Don’t be afraid to add your own fields – ECS is meant to be extensible, and there is little harm in defining your own fields, or even your own hierarchy. If there is data you want to report or alert on, create a field definition for it and use it. The good news is that ECS is rapidly expanding the schema to cover the most typical security event categories; the changes and field additions between 1.0 and 1.4 are quite significant. Nevertheless, there will always be cases where custom fields are necessary. In our case, metric data sent by our tools is a prime example of a case where we use custom fields.

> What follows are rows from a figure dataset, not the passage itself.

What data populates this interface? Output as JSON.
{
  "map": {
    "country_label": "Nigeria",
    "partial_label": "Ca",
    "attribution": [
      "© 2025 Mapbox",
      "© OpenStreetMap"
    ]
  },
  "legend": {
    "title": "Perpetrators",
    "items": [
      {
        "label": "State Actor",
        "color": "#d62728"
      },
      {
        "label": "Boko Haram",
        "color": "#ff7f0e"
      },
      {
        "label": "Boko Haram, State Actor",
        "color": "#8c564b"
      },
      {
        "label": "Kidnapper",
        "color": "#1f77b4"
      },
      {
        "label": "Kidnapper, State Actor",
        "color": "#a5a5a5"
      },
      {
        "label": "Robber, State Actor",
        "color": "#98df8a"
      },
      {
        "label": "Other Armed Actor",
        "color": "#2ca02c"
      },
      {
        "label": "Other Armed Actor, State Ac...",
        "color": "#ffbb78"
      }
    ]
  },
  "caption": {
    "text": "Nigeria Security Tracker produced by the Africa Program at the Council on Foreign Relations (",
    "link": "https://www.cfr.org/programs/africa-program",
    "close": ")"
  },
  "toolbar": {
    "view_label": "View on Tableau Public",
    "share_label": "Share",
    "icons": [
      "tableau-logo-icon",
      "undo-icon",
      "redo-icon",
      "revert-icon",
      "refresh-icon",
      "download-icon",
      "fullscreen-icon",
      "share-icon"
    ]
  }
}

Use Index Templates to your benefit – Index templates are a critical part of managing Elasticsearch, and the ECS project includes index templates that define fields for easy consumption. By leveraging the fact that multiple templates can be applied to an index, we have layered our own ECS-like schema on top of our indices for data fields that we have defined in a separate template document. That way, we can keep the official ECS document “clean” and also see very quickly what fields are custom to our environment.
Don’t feel the need to create fields for everything – As easy as it is to extend ECS, don’t feel the need to create a field definition for every bit of data. If you aren’t going to be alerting or aggregating on it, you probably don’t need to parse it out or create a field definition.
Use the message field – The event.original field is meant to have the original contents of the log entry, but it is not indexed, hence not searchable. If you want to be able to do full-text searches of the entirety of your logs, particularly if you don’t parse all data out per the advice above, copy the data to the message field so you can search on it. Note that this applies mainly to data ingested as raw text, not structured data like JSON.
Set the ecs.version field to track version info – There is an ecs.version field to document what version of ECS was followed when parsing the data, so make sure you use it. This simplifies setting up saved searches, visualizations, and dashboards and helps you find log sources that you may not have updated.
Use field aliases – After all this work renaming fields, you probably have a lot of searches, dashboards, or even just muscle memory for accessing data in a certain way. By using an alias field mapping, you can point your old field names to the new ones to smooth over the transition. I’ve found that aliases need to be defined in the same index template document as the main field definition, so you can either add them to the ECS template or duplicate field definitions in your custom template and add the aliases there.

All of that info may look like a lot to consider, but don’t let it dissuade you from moving towards a common schema. The ability to aggregate security events regardless of source is well worth it in the end.